確かにあれは注意を通り越して罵倒に近かった。
「ほうら、やっぱり、嫌われて無いか不安なんだろう?」
肩に手をおいて覗き込むように言われレクスは眉根を寄せた。
「……嫌われたと思うか?」
「どうだろうなぁ?」
「まあまあ、レクス。嫌われてはいないと思うよ」
相談にのるといいつつ揶揄い続けるジェドに、仕方がないと言う様にウィルが話に加わって来た。
「ただ、怒られて多少ショックは受けたんじゃないかな……しょんぼりしてたしね」
人の機微に敏感なウィルの言葉にレクスの肩が落ちる。
「……恐がらせた…よな?」
「そうかもね」
ははっと困ったようにウィルに笑われて、とうとうレクスはジェドに問いかける。
「……ジェド、どうしたらいいんだ?」
病気がちの父の援けになる為と神剣の継承者として腕を磨くため、執務や鍛錬に夢中になるばかりで、色恋事に関せず過ごしてきたレクスは好意を寄せる相手への接し方など経験したこともない。

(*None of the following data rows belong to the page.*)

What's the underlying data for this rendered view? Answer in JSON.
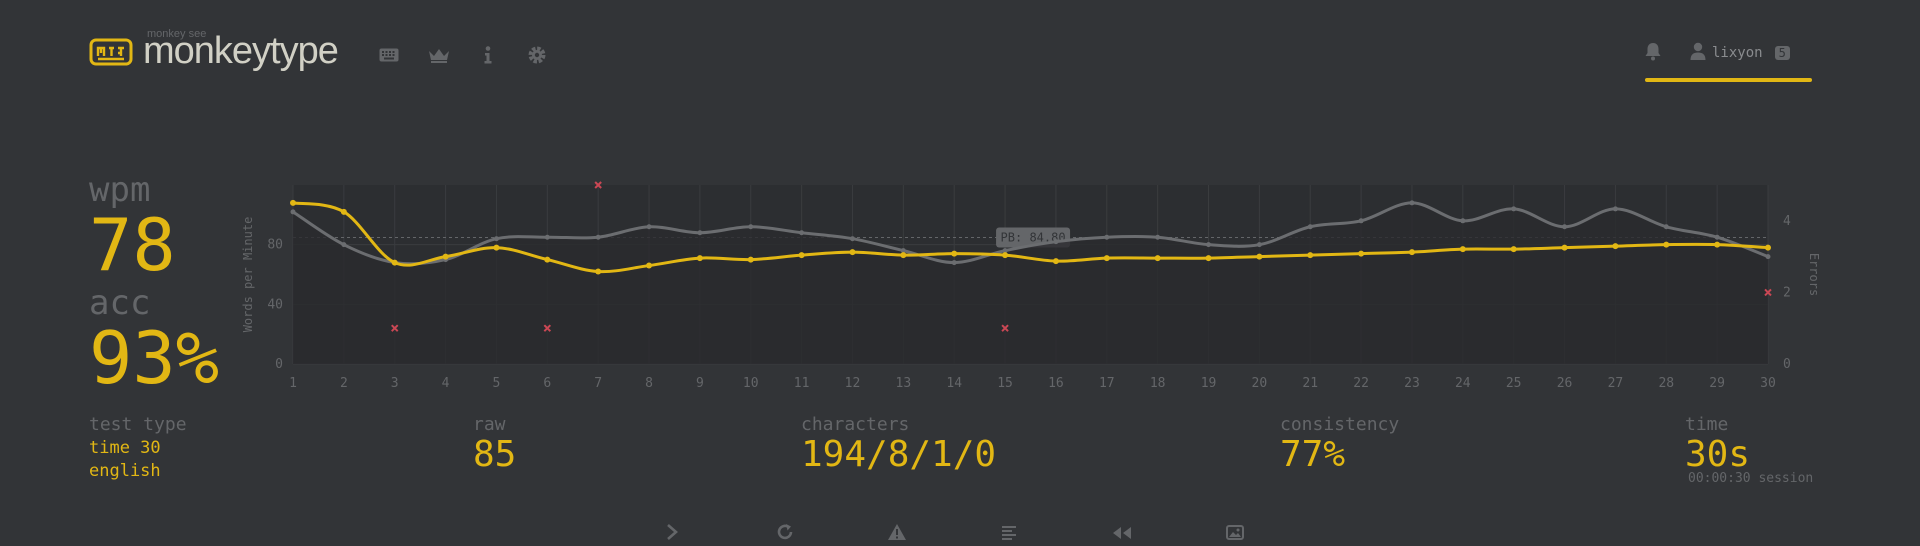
{
  "header": {
    "logo_sub": "monkey see",
    "logo_text": "monkeytype",
    "nav": [
      {
        "icon": "keyboard-icon"
      },
      {
        "icon": "crown-icon"
      },
      {
        "icon": "info-icon"
      },
      {
        "icon": "gear-icon"
      }
    ],
    "user": {
      "name": "lixyon",
      "level": "5"
    }
  },
  "stats": {
    "wpm_label": "wpm",
    "wpm": "78",
    "acc_label": "acc",
    "acc": "93%"
  },
  "bottom": {
    "test_type_label": "test type",
    "test_type_line1": "time 30",
    "test_type_line2": "english",
    "raw_label": "raw",
    "raw": "85",
    "characters_label": "characters",
    "characters": "194/8/1/0",
    "consistency_label": "consistency",
    "consistency": "77%",
    "time_label": "time",
    "time": "30s",
    "session": "00:00:30 session"
  },
  "buttons": [
    {
      "icon": "next-icon"
    },
    {
      "icon": "restart-icon"
    },
    {
      "icon": "warning-icon"
    },
    {
      "icon": "words-history-icon"
    },
    {
      "icon": "replay-icon"
    },
    {
      "icon": "screenshot-icon"
    }
  ],
  "colors": {
    "accent": "#e2b714",
    "bg": "#323437",
    "sub": "#646669",
    "error": "#ca4754",
    "raw": "#6b6d70"
  },
  "chart_data": {
    "type": "line",
    "x": [
      1,
      2,
      3,
      4,
      5,
      6,
      7,
      8,
      9,
      10,
      11,
      12,
      13,
      14,
      15,
      16,
      17,
      18,
      19,
      20,
      21,
      22,
      23,
      24,
      25,
      26,
      27,
      28,
      29,
      30
    ],
    "xlim": [
      1,
      30
    ],
    "ylim": [
      0,
      120
    ],
    "y_ticks": [
      0,
      40,
      80
    ],
    "ylabel": "Words per Minute",
    "y2label": "Errors",
    "y2lim": [
      0,
      5
    ],
    "y2_ticks": [
      0,
      2,
      4
    ],
    "pb_label": "PB: 84.80",
    "pb_value": 84.8,
    "series": [
      {
        "role": "wpm",
        "values": [
          108,
          102,
          68,
          72,
          78,
          70,
          62,
          66,
          71,
          70,
          73,
          75,
          73,
          74,
          73,
          69,
          71,
          71,
          71,
          72,
          73,
          74,
          75,
          77,
          77,
          78,
          79,
          80,
          80,
          78
        ]
      },
      {
        "role": "raw",
        "values": [
          102,
          80,
          68,
          70,
          84,
          85,
          85,
          92,
          88,
          92,
          88,
          84,
          76,
          68,
          76,
          82,
          85,
          85,
          80,
          80,
          92,
          96,
          108,
          96,
          104,
          92,
          104,
          92,
          85,
          72
        ]
      }
    ],
    "errors": [
      {
        "x": 3,
        "y": 1
      },
      {
        "x": 6,
        "y": 1
      },
      {
        "x": 7,
        "y": 5
      },
      {
        "x": 15,
        "y": 1
      },
      {
        "x": 30,
        "y": 2
      }
    ]
  }
}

ただ弁明するならば、ロジエ相手でなければ、ここまで感情を露に怒ることも、それについて後悔する事も無かったはずだ。彼女以外には冷静に対処でき、例え嫌われようがあまり構わないからだ。
ロジエは自分の事には向こう見ず過ぎ、レクスはロジエに心を寄せ過ぎていた。
「恋愛経験のない男はしょうがねえなぁ……。お前が怒ったことは正しいと思うぞ。ロジエは自分に無頓着な所があるからな。ただ、一言がたりねぇんだよ」
「一言?」
「“お前のことが心配なんだ”って言えば良かったんだよ」
眼から鱗が落ちる。
「……言ってなかったか?」
「言ってねえよ!!」
「言ってないね。心配してるから怒ったんだろうけどさ、ちゃんと言葉にしてあげるとまた違うから、伝えてあげなよ」
「全くだ。俺らが言える立場じゃないが、俺達はお前の嫁になるのがロジエであることを歓迎してんだぜ。ビビらせて実家に帰るとか言われんなよな」
「そうだね。どうせ守るなら自分達の認めた相手がいいからね。レクス頼んだよ」
二人にポンと肩を叩かれる。
「帰り、どうせまたお前の馬に乗せるんだろ。その時にでも謝ってきちんと言えよ」
「分かった。善処する」
ロジエは馬車よりも直接馬に乗ることや徒歩を好む。だから行きの道中も危険の無さそうな場所ではレクスの馬に同乗させていた。
はじめて簡易な視察に同行させた際には兄であるシエルの馬に同乗しようと脚を向けたロジエであったが、シエルに言われたのか恥ずかしそうにレクスに「乗せて頂いてもいいですか」と言ってきた。駄目なはずがあるわけもなくそれからはほぼレクスに同乗する形が定着したのだ。
だから帰りの道中もそうなるだろうと思われていたのだけれど、そう上手くもいかないことをレクスはまだ知らない。